Why Cultivating Customer Loyalty Has Become The Crucial Commerce Capability

Customer Loyalty As Crucial Commerce Capability

Consumers are thinking about their commerce experience through an entirely different and largely safety-focused lens in a way they never have before. It’s a story told in the data — the PYMNTS COVID-19 Brief Series quantifies the myriad ways health and safety have become prime factors in consumers’ lifestyle choices. And it’s a story told in the subtle but noticeable shifts happening in all of our own lives anecdotally.

“I was going through an airport about a week before everything started shutting down, and all I could think was, thank God I have Apple Pay so I don’t have to touch anything,” Michelle Tempesta, head of product at Paytronix, told PYMNTS in a recent conversation.

Contactless has existed for a long time, but consumers were slow to adopt, mostly because they didn’t have much of a compelling reason to do something differently — their cards worked fine. That opinion has reversed itself overnight, Tempesta noted, as consumers who are learning to be vigilant about wearing masks, wearing gloves and limiting unnecessary exposure.

And at the point of sale (POS) at grocery stores, where they are still shopping in person, they are realizing something important. After all of that careful social distancing, they are not too keen on swiping or dipping a card and “touching a keypad that hundreds of other people have touched within the last hour.”

Contactless is taking off, said Tempesta, as are things like hands-free curbside delivery and in-app ordering at quick-service restaurants (QSRs). In the last few weeks, Paytronix has seen average gift card balances and top-offs increase in value as a growing number of consumers are deciding their preferred payment method is loading a gift card into a mobile app and using that for all their purchases.

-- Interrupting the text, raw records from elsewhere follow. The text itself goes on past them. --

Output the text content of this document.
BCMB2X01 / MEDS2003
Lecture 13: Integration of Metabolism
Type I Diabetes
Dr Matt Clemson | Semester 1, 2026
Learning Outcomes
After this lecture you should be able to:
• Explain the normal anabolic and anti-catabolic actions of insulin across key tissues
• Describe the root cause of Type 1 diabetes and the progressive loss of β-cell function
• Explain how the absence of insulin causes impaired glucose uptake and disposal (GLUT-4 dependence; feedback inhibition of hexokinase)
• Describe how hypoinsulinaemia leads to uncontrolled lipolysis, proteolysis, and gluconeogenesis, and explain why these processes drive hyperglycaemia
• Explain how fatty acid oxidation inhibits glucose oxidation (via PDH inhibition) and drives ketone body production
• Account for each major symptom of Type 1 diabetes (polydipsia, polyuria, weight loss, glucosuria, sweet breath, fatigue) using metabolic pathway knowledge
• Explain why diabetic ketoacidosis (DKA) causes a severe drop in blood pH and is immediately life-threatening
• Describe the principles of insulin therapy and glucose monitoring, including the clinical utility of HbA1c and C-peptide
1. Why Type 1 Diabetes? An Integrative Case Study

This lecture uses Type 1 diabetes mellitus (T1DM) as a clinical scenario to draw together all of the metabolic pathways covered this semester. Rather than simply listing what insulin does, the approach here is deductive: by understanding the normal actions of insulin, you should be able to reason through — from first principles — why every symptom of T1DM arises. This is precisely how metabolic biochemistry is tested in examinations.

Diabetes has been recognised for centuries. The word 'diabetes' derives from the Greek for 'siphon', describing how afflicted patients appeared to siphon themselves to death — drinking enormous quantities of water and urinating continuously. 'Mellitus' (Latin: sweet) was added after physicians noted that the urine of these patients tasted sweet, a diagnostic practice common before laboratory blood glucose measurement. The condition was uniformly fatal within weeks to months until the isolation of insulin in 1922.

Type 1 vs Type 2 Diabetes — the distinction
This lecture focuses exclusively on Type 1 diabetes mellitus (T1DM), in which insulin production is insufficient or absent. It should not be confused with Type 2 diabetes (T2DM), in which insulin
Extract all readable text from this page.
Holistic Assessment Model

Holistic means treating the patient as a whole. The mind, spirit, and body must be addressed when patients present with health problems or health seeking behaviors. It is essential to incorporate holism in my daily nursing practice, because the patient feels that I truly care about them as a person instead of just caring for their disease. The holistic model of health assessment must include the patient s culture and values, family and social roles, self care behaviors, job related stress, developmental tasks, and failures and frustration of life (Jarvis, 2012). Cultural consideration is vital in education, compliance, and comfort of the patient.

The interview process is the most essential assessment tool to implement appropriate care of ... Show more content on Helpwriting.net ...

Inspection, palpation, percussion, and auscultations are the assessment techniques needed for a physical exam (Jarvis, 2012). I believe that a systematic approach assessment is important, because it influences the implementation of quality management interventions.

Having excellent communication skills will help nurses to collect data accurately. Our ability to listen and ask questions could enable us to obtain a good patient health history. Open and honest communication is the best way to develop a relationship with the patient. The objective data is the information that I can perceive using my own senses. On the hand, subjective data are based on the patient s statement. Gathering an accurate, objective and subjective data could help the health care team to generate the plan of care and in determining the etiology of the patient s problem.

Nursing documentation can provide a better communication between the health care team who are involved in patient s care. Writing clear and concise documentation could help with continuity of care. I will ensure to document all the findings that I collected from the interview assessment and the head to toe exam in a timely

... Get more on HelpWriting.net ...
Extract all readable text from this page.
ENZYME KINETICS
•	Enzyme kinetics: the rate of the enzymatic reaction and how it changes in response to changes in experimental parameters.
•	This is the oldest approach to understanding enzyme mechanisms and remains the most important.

The last few weeks have been busy for Paytronix, as hundreds of clients have all decided that the time is now to double down on digital capabilities — and to enable their clients to feel safe while they shop. That has meant helping big-name firms like Panera and Jimmy John’s get up and running quickly with contactless payments, mobile order-ahead and curbside pickup, as well as countless other modifications for their various clients.

“And we can modify our system fast. For example, within days of restaurants shutting down, we had pushed out new technology designed to help,” said Tempesta.

But in this unprecedented environment, helping is more than simply making sure Paytronix’s partners have the technological capabilities to meet their customers’ basic expectations for omnichannel service and contactless payments. By the end of the COVID-19 pandemic, those things won’t just be add-on features, but will become table stakes in the new digital economy. Beyond that, noted Tempesta, Paytronix also needs to help clients tap into their rich customer data, to make sure they are nurturing the most revenue-generating relationships during this critical period.

“Reaching out to loyal customers is key. We’ve talked to several of our clients, and what has come up over and over again is the loyal customers who are saving their businesses at present,” Tempesta noted. “They report seeing a high percentage of their transactions attributed to those loyal customers who are there for them through thick and thin. Continuing to engage with those customers has become critical to many brands’ survival.”

Data, she noted, is what enables brands to identify which customers to target based on their previous usage habits — and it’s what allows them to determine the optimal offerings to add to their feature set to keep those customers engaged.

That is important in the current environment, when focus is keenly honed on survival — but it will be even more critical in the recovery period, as brands of all kinds work to rebuild their relationships with customers in a very new normal. For restaurants, by way of example, that will mean adjusting to a lot of changes, which will breed innovation, said Tempesta. Despite how much their home cooking skills have improved, people will eventually want to eat out again, as the appeal of meals prepared by others has not disappeared. But the reality is that customers will want a different version of that experience.

That might mean small changes, like innovating how reservations are secured to accommodate limited seating capacity, or putting more contactless payment options directly on tables so customers don’t have to hand a card to serving staff. But, Tempesta noted, it might also mean bigger, more foundational changes that blur the line between dining out and dining in.

“We could see subscription service driven by AI, where prepared meals are delivered to a home, office or school — wherever a customer would like them to be — on a regular basis based on their food preferences,” she said.

It is an idea that sounds out of the box today, admittedly. But tomorrow, in a world where a lot of businesses will be operating under new parameters and customers have already started thinking differently about their optimal experiences, the firms that succeed will have to become adept at operating differently, noted Tempesta — and in a way that is far more digitally enabled.